Another major philosophical challenge to emotivism is the Frege–Geach problem. Emotivism says that a moral sentence just expresses an emotion or attitude; however, for ethical guidelines to apply to real arguments we often use them inside larger logical structures, for example: P1) If stealing is wrong, then getting your little brother to steal is wrong; P2) stealing is wrong; C) therefore getting your little brother to steal is wrong. In such embedded contexts, the simple emotivist translation collapses: “If boo stealing!, then boo getting-your-brother-to-steal!” is not a coherent conditional, because modus ponens need truth-evaluable contents, not raw emotions. It violates the logical requirement that a sentence keep the same meaning across different contexts, so emotivism seems unable to account for the clear validity of ordinary moral reasoning.
Although the counterarguments raise important points, emotivism can respond effectively. First, the fact that ordinary moral language behaves as if it were truth-apt does not entail that moral statements genuinely possess truth values. Quasi-realists such as Simon Blackburn argue that human discourse naturally tends toward adopting truth-like structures even in areas where no genuine truth-makers exist. This explains why moral claims can appear in conditionals and arguments: we project logical structure onto expressions of attitude without thereby converting them into factual assertions.
Regarding the appeal to reasons and evidence in moral debates, emotivism reinterprets this behavior. People appeal to empirical facts, such as facts about harm or well-being, because such facts influence their underlying attitudes. Moral arguments frequently involve clarifying the non-moral facts that shape evaluative responses; once those facts are agreed upon, attitudes may converge. For example, two people might initially disagree about the morality of factory farming, but once they both observe the animals’ extreme suffering and learn that the practices cause significant environmental harm, the new empirical information can lead them to adopt similar attitudes of disapproval.

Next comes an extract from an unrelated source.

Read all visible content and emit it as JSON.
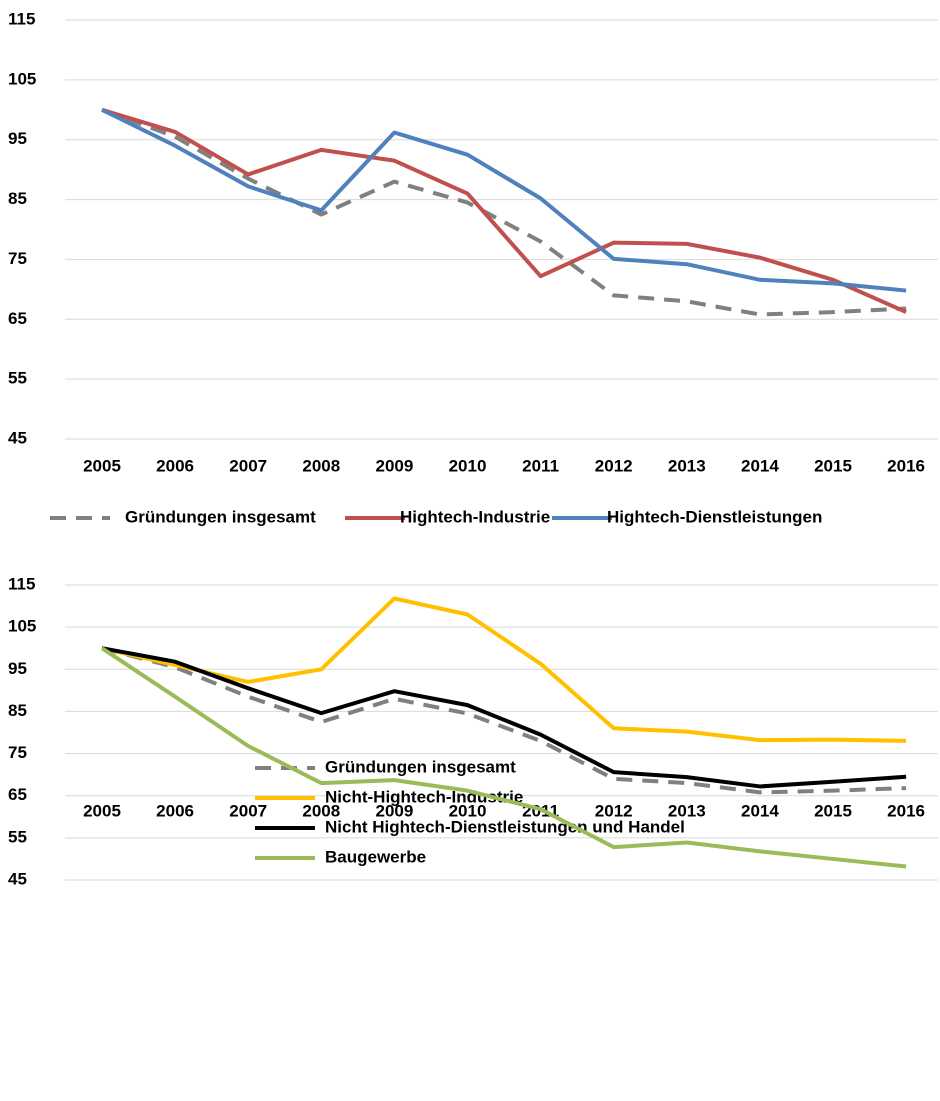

Finally, the Frege–Geach problem wrongly assumes that emotivism must treat moral sentences in conditionals and arguments as raw emotional catharsis. Moral expressivists respond by giving moral sentences stable functional roles. A sentence like “Stealing is wrong” expresses not only disapproval to stealing but also a commitment to a norm that forbids stealing, and this commitment can be embedded in conditionals without needing truth values. Thus, in “If stealing is wrong, then getting your brother to steal is wrong,” the validity of the argument is preserved because what is inherited in the antecedent and consequent is a pattern of inferential, normative commitments. In conclusion, emotivism and related non-cognitivist theories explain why moral judgements motivate action, why disagreement persists, and how moral discourse operates without positing objective moral facts. Ultimately, moral claims are best understood as expressive, evaluative acts embedded within human social and emotional life.